More specifically, we are interested in stories and analyses that help readers consider questions like the following (do not limit yourself to these questions, however!). Also remember that we are looking for essays that focus narrowly on one event, or maybe a few related events, from the writer’s life and that these events should help readers think deeply about one or two of the kinds of questions listed below.

  • How are currently and formerly incarcerated people affected (psychically, intellectually, emotionally) when they “cross borders” (into higher education or community organizing, for example) in search of personal, social, and structural change?
  • What does such border crossing look like when an “organizational catalyst” moves between worlds that have historically been in conflict? For example, how do formerly and currently incarcerated justice leaders collaborate with public officials who have designed and often benefit from a bankrupt justice system? How do such justice leaders succeed in systems of higher education that are often hostile to the poor, people of color, and the incarcerated?
  • How do formerly and currently incarcerated leaders move between worlds linguistically? Do these leaders need to change their speaking and writing when crossing borders? Do they create hybrid or mixed languages or dialects? Do they code switch? What costs do leaders pay when forced to move between multiple languages and dialects? What benefits do they receive?
  • How does post-secondary education provide tools for justice leaders interested in individual and social change? Does it depend on the kind of college education students receive? Why do some leaders who gave up on education when young find power from college later in life, when incarcerated or as returning citizens? What are the limitations and problems of higher ed?
  • How do formerly and currently incarcerated people move into community and justice-related work? What is their motivation and how does higher education enable or limit this kind of work? What other forms of knowledge contribute to successful justice or anti-violence work?
  • What kinds of relationships are formed in the varying environments encountered by justice leaders? How do different environments call for different relationships? How do the multiple, and varying, relationships engaged in by “organizational catalysts” help create new kinds of knowledge and leadership?
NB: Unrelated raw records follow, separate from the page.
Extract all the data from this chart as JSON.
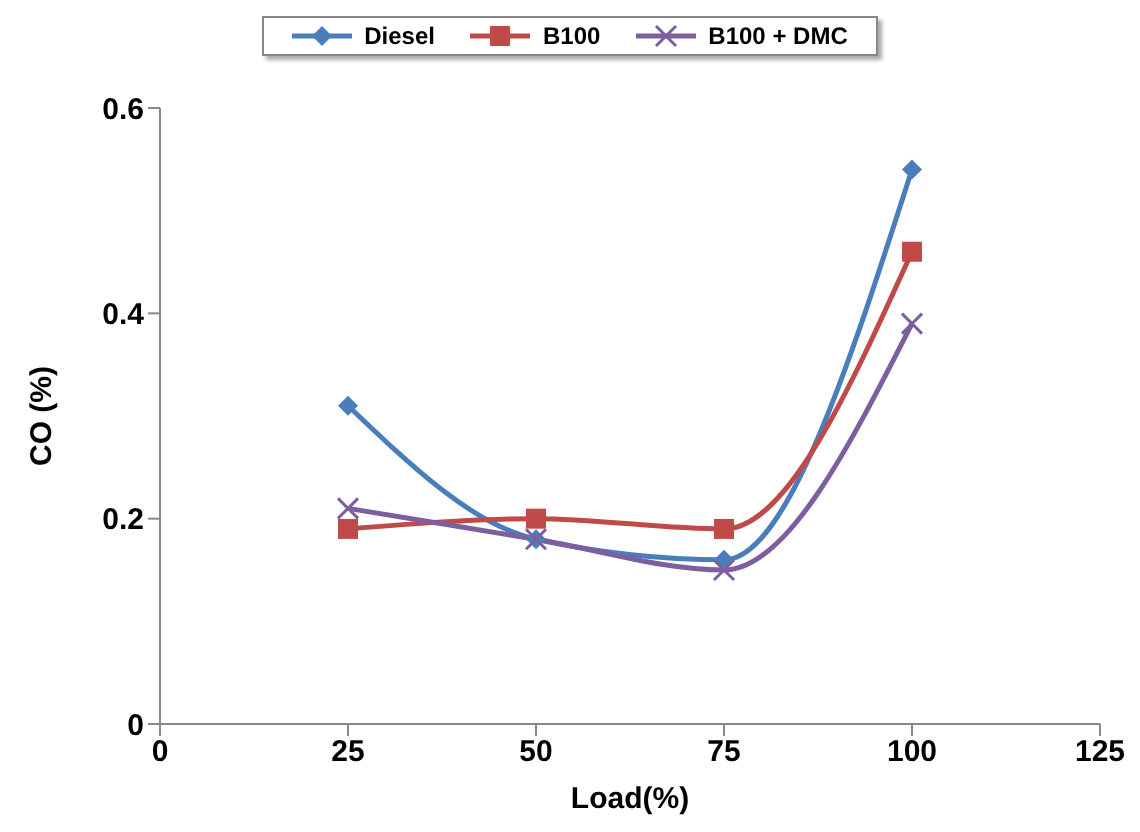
{
  "chart_data": {
    "type": "line",
    "xlabel": "Load(%)",
    "ylabel": "CO (%)",
    "x": [
      25,
      50,
      75,
      100
    ],
    "series": [
      {
        "name": "Diesel",
        "color": "#4a7ebb",
        "values": [
          0.31,
          0.18,
          0.16,
          0.54
        ],
        "marker": "diamond"
      },
      {
        "name": "B100",
        "color": "#be4b48",
        "values": [
          0.19,
          0.2,
          0.19,
          0.46
        ],
        "marker": "square"
      },
      {
        "name": "B100 + DMC",
        "color": "#7d5fa0",
        "values": [
          0.21,
          0.18,
          0.15,
          0.39
        ],
        "marker": "cross"
      }
    ],
    "xlim": [
      0,
      125
    ],
    "xticks": [
      0,
      25,
      50,
      75,
      100,
      125
    ],
    "ylim": [
      0,
      0.6
    ],
    "yticks": [
      0,
      0.2,
      0.4,
      0.6
    ],
    "grid": false,
    "legend": "top",
    "line_style": "solid"
  }
}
  • What kinds of tensions do formerly and currently incarcerated leaders experience as they maintain commitment to their home communities but also grow in new directions through systems (such as education, social work, or the law) that can be hostile or indifferent to the communities they come from? How are these tensions managed? Can they be positive in any way? Can justice leaders change so much that they are unable to connect with the communities they most want to serve? How does that kind of change happen and how can it be prevented or minimized?
  • How is identity central to all of these questions? For example, when justice leaders move from community to community, form different kinds of relationships, use multiple languages/dialects, and draw from multiple sources of knowledge (from the streets, formal education, the law, etc.), is it possible for them to maintain one stable identity? What are the implications (positive and negative) when justice leaders find themselves navigating and juggling multiple identities and communities?

Please submit proposals for this volume (no more than 1000 words) to justiceleaders@protonmail.com by August 15, 2020. Provide a cover sheet with your name and full contact information (phone number along with email and home address), but please leave your name and any identifying information off of the proposal itself. Authors will be notified of their status by October 31, and accepted authors will submit full drafts (5000—7000 words) by December 31, 2020. The editorial team will offer feedback through February 2021 with final drafts of submissions due March 15, 2021.